SULMONA - "Sono sei mesi che continuo a evidenziare che il Governatore D’Alfonso con le sue scelte continua a penalizzare il Territorio Peligno non intervenendo:sul declassamento di Sulmona da parte del Ministero dello Sviluppo Economico da Polo di Attrazione a Aerea intermedia che comporterà il depauperamento dei servizi essenziali che costituiscono le precondizioni per lo sviluppo; sulla esclusione della Valle Peligna e della Valle del Sagittario dalla Strategia Regionale per le Aree Interne svantaggiate, che non permetterà di tutelare il territorio e la sicurezza degli abitanti e di rilanciare lo sviluppo;sulla chiusura del punto nascita di Sulmona che determinerà nel centro Abruzzo il peggioramento della qualità della vita, un ulteriore spopolamento, la marginalizzazione e l’isolamento"si legge in una nota a firma di Aldo Ronci.
"Mi corre però l’obbligo di evidenziare che Domenica 12 Aprile 2015 il Governatore D’Alfonso, dopo il poco felice intervento fatto il giorno prima nel presidio civico di Sulmona dove ha ribadito la chiusura del punto nascita di Sulmona e dove è stato forse anche troppo duramente contestato, ha poi, nel corso di una intervista rilasciata al Tg3, pubblicamente sostenuto che, per non tralasciare nulla e per approfondire ogni elemento che nel territorio abruzzese è complesso e complicato, vuole chiedere aiuto alla AGENAS (Agenzia Nazionale per i Servizi Sanitari Regionali) per valutare la possibilità di deroghe valutando attentamente le peculiarità dei territori interessati alla chiusura.
Non bisogna assolutamente sottovalutare ma anzi sostenere con forza questa apertura del Governatore D’Alfonso che, quasi sicuramente, a questo punto, è l’unica strada che riuscirà a salvare il Punto Nascita di Sulmona, dimostrando le difficoltà e lo svantaggio del Centro Abruzzo sulla base di dati e indici oggettivi.
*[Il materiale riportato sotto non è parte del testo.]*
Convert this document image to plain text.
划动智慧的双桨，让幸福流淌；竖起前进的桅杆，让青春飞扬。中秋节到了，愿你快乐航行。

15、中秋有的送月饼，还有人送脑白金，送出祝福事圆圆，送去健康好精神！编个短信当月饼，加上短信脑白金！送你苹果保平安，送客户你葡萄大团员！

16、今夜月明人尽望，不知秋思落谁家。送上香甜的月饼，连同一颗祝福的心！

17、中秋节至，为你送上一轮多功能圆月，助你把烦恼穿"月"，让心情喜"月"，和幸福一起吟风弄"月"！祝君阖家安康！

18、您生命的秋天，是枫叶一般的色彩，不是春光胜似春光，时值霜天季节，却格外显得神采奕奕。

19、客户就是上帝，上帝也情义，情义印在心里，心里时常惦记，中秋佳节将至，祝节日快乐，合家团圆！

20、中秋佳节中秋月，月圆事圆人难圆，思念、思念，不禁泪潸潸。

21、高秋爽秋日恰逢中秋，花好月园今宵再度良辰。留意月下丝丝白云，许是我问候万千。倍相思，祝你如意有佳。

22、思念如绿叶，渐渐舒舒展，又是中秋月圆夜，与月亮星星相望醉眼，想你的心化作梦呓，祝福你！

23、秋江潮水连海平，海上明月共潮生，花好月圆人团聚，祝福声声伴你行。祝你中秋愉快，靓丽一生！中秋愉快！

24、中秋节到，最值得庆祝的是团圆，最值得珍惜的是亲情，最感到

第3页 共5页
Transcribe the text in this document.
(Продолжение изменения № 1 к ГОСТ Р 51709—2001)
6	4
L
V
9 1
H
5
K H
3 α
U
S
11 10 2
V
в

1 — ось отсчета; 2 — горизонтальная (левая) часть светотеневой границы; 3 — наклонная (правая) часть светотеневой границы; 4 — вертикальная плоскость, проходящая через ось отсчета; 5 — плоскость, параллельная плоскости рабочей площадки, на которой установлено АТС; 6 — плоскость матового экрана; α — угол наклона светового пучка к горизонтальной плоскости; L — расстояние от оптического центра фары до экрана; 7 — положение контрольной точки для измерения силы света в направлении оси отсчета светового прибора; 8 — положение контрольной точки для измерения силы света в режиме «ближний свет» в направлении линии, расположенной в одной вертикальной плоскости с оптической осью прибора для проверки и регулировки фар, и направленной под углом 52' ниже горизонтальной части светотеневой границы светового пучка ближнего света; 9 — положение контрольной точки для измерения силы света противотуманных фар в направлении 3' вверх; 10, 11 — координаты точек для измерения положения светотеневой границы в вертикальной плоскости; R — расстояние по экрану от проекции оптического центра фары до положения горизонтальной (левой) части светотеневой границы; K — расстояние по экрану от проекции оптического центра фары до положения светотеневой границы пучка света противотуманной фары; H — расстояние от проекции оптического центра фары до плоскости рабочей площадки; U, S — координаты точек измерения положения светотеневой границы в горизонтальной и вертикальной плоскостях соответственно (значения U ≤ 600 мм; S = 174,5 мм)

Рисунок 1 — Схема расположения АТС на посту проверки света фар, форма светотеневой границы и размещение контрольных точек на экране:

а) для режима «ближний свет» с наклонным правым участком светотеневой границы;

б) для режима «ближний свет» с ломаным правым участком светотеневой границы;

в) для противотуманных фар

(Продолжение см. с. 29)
La strada è la stessa percorsa dalla Regione Toscana che, in accordo con il Ministero della Sanità, sulla base delle problematiche territoriali, è riuscita a mantenere aperti 4 punti nascita sotto i 500 parti l'anno. Si tratta di Barga (460 parti l'anno), Piombino (313), Bibbiena (295) e Portoferraio (211)".